Wait for someone who will gaze upon the tapestry of your life and love the creator.
We all have a magnificent capacity to experience our humanity through intimacy, and through the building of intimate relationships. This can only happen authentically through the revealing of one’s soul to another.
And what is the soul, but that limitless plane within us where we experience our deep inner knowing, our deepest longings, our most memorable joys and sorrows?
And what is a soul mate but a person whom we invite onto that plane?
In August 2013, I moved into a room in a house in northeast Austin, and amongst the pile of few things left by the previous tenant, I found a book called Soul Mates: Honoring the Mysteries of Love and Relationship by Thomas Moore. I was struck by the author’s description of the word intimacy, meaning “profoundly interior”.
“It comes from the superlative form of the Latin word inter, meaning ‘within.’ It could be translated ‘within-est,’ or ‘most within.’ In our intimate relationships, the ‘most within’ dimensions of ourselves and the others are engaged.”
Many of us shy away (even run away) from intimacy, though it’s the one thing many—if not all—of us crave.
Why wouldn’t we? We experience ourselves through one another.
My presence is a reflection of your presence.

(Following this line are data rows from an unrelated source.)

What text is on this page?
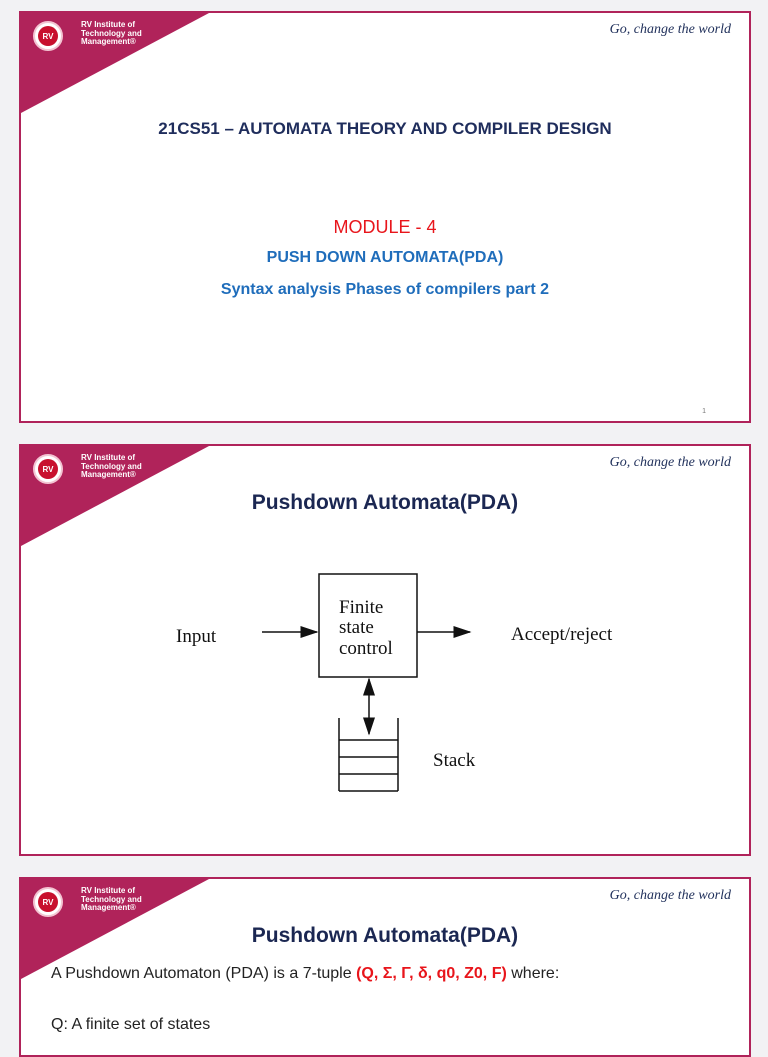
RV
RV Institute of
Technology and
Management®
Go, change the world
21CS51 – AUTOMATA THEORY AND COMPILER DESIGN
MODULE - 4
PUSH DOWN AUTOMATA(PDA)
Syntax analysis Phases of compilers part 2
1
RV
RV Institute of
Technology and
Management®
Go, change the world
Pushdown Automata(PDA)
Input
Finite
state
control
Accept/reject
Stack
RV
RV Institute of
Technology and
Management®
Go, change the world
Pushdown Automata(PDA)
A Pushdown Automaton (PDA) is a 7-tuple (Q, Σ, Γ, δ, q0, Z0, F) where:
Q: A finite set of states
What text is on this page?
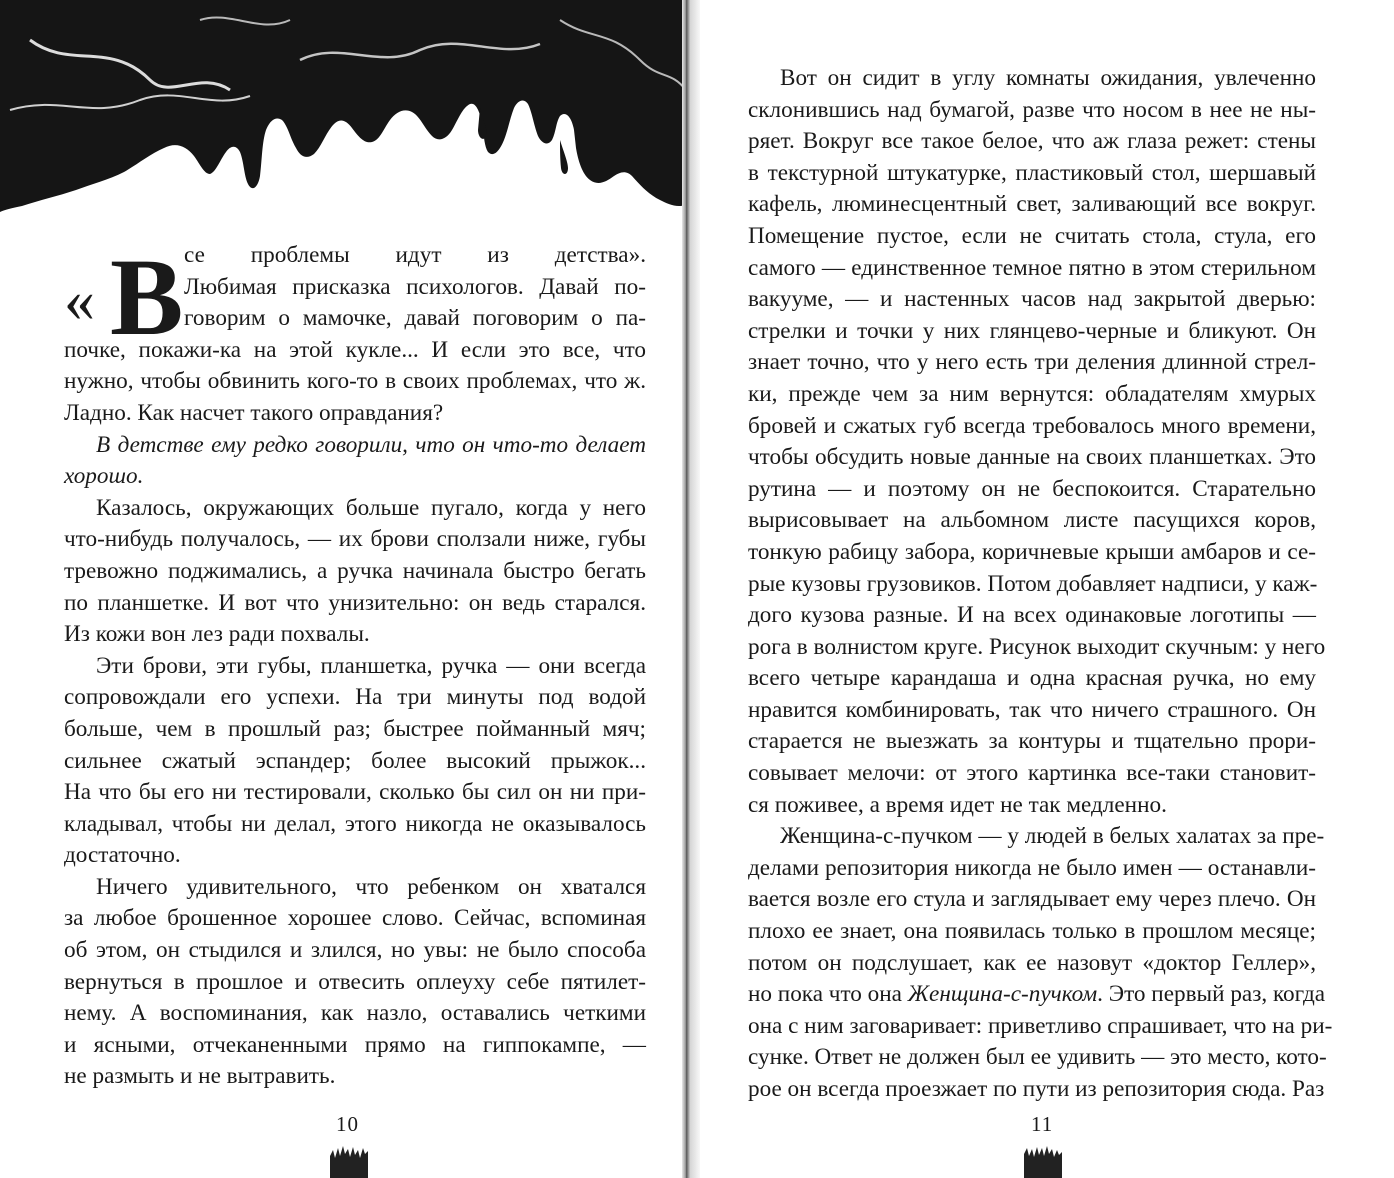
« В се проблемы идут из детства».
Любимая присказка психологов. Давай по-
говорим о мамочке, давай поговорим о па-
почке, покажи-ка на этой кукле... И если это все, что
нужно, чтобы обвинить кого-то в своих проблемах, что ж.
Ладно. Как насчет такого оправдания?
В детстве ему редко говорили, что он что-то делает
хорошо.
Казалось, окружающих больше пугало, когда у него
что-нибудь получалось, — их брови сползали ниже, губы
тревожно поджимались, а ручка начинала быстро бегать
по планшетке. И вот что унизительно: он ведь старался.
Из кожи вон лез ради похвалы.
Эти брови, эти губы, планшетка, ручка — они всегда
сопровождали его успехи. На три минуты под водой
больше, чем в прошлый раз; быстрее пойманный мяч;
сильнее сжатый эспандер; более высокий прыжок...
На что бы его ни тестировали, сколько бы сил он ни при-
кладывал, чтобы ни делал, этого никогда не оказывалось
достаточно.
Ничего удивительного, что ребенком он хватался
за любое брошенное хорошее слово. Сейчас, вспоминая
об этом, он стыдился и злился, но увы: не было способа
вернуться в прошлое и отвесить оплеуху себе пятилет-
нему. А воспоминания, как назло, оставались четкими
и ясными, отчеканенными прямо на гиппокампе, —
не размыть и не вытравить.
10
Вот он сидит в углу комнаты ожидания, увлеченно
склонившись над бумагой, разве что носом в нее не ны-
ряет. Вокруг все такое белое, что аж глаза режет: стены
в текстурной штукатурке, пластиковый стол, шершавый
кафель, люминесцентный свет, заливающий все вокруг.
Помещение пустое, если не считать стола, стула, его
самого — единственное темное пятно в этом стерильном
вакууме, — и настенных часов над закрытой дверью:
стрелки и точки у них глянцево-черные и бликуют. Он
знает точно, что у него есть три деления длинной стрел-
ки, прежде чем за ним вернутся: обладателям хмурых
бровей и сжатых губ всегда требовалось много времени,
чтобы обсудить новые данные на своих планшетках. Это
рутина — и поэтому он не беспокоится. Старательно
вырисовывает на альбомном листе пасущихся коров,
тонкую рабицу забора, коричневые крыши амбаров и се-
рые кузовы грузовиков. Потом добавляет надписи, у каж-
дого кузова разные. И на всех одинаковые логотипы —
рога в волнистом круге. Рисунок выходит скучным: у него
всего четыре карандаша и одна красная ручка, но ему
нравится комбинировать, так что ничего страшного. Он
старается не выезжать за контуры и тщательно прори-
совывает мелочи: от этого картинка все-таки становит-
ся поживее, а время идет не так медленно.
Женщина-с-пучком — у людей в белых халатах за пре-
делами репозитория никогда не было имен — останавли-
вается возле его стула и заглядывает ему через плечо. Он
плохо ее знает, она появилась только в прошлом месяце;
потом он подслушает, как ее назовут «доктор Геллер»,
но пока что она Женщина-с-пучком. Это первый раз, когда
она с ним заговаривает: приветливо спрашивает, что на ри-
сунке. Ответ не должен был ее удивить — это место, кото-
рое он всегда проезжает по пути из репозитория сюда. Раз
11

My acknowledgement of you affirms your existence.
Or, it ought to.
We are in an intimacy crisis. Many people find false solace in things other than their relationships with themselves and others, and yet, relationships have been necessary for our growth as a human species.
Friendship, partnership, and community have been integral.
So what do we do when we have people in our lives with whom we cannot seem to develop that intimacy we so crave?
We simply choose to weave the tapestry of our own gifts, talents, and destiny. No one but our selves can do such a thing.
We may have people who come along and rip our tapestry to shreds, or tell us how it should be woven, or that we may as well stop weaving.
We may have people who take us away completely from our tapestry, and we may leave it abandoned for a while—waiting for us and our hands to get back to it.
We may have people who think our tapestry ugly, meaningless, strange, or silly. They may think it too loud, too colourful, too simple. They may tell us that it will never be good enough. They may call our weaving crazy, or our vision impossible.
But you’ve made the choice, and the choice is yours alone.
As you do, you will attract into your life those someones who will admire your great work of art. You will find those who see in each and every thread the dedication you have to yourself, and to weaving a gorgeous tapestry of your own design, colour, size, and taste.
We all deserve to wake up to our own ability and personal responsibility to weave.
And we deserve those someones—those soul mates—who will gaze upon the tapestry of our lives, and love the creator.